LONDON (Reuters) - Insurers that do not treat customers fairly when calculating payouts for business interruption due to the coronavirus crisis will face action by Britain's markets watchdog.
The Financial Conduct Authority (FCA) has taken eight insurers to court over business interruption policy wordings, which the insurers say do not cover the pandemic, with a ruling expected in mid-September.
But the case does not address how any resulting claims payments would be calculated, the FCA said on Monday.
"We may intervene and take further actions where firms do not appear to be meeting our expectations and treating their customers fairly," the FCA said in a statement.
Some insurers were making deductions for government loans - which businesses had received as a result of the pandemic - when calculating payouts.

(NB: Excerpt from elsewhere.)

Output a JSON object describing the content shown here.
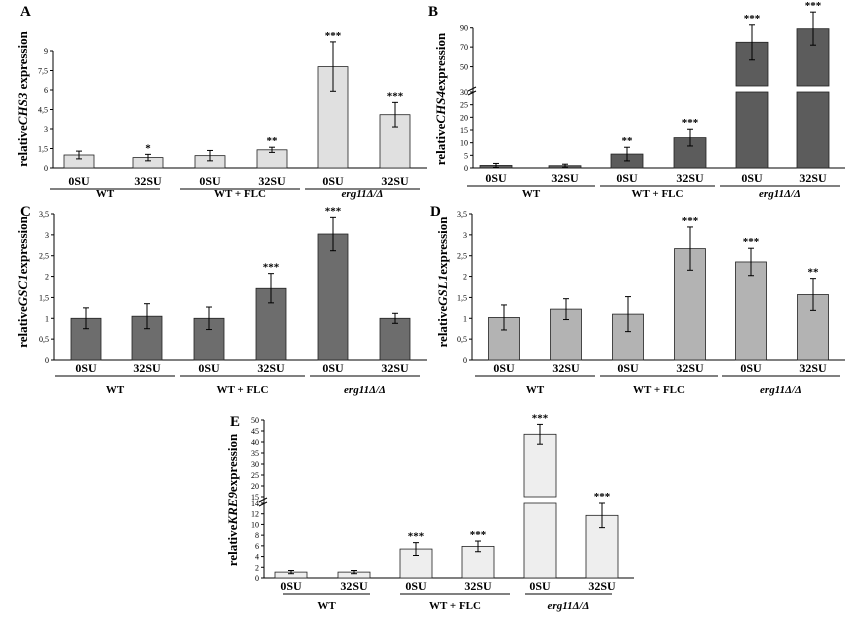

The FCA said this could be appropriate but insurers should not take a one-size-fits-all approach and make uniform deductions.
"Insurers are likely to need to consider individually the precise details of the policy, the claim and the use and application of the government support the policyholder received," the FCA said.
Similar wordings to those in the test case were used by more than 60 insurers and could affect 370,000 policyholders, the FCA has said.
Insurers are already paying claims on some business interruption policies. The Association of British Insurers said its members expected to pay 900 million pounds in such claims this year due to the pandemic.
Analysts said a win for the FCA could take the size of those payments to billions of pounds.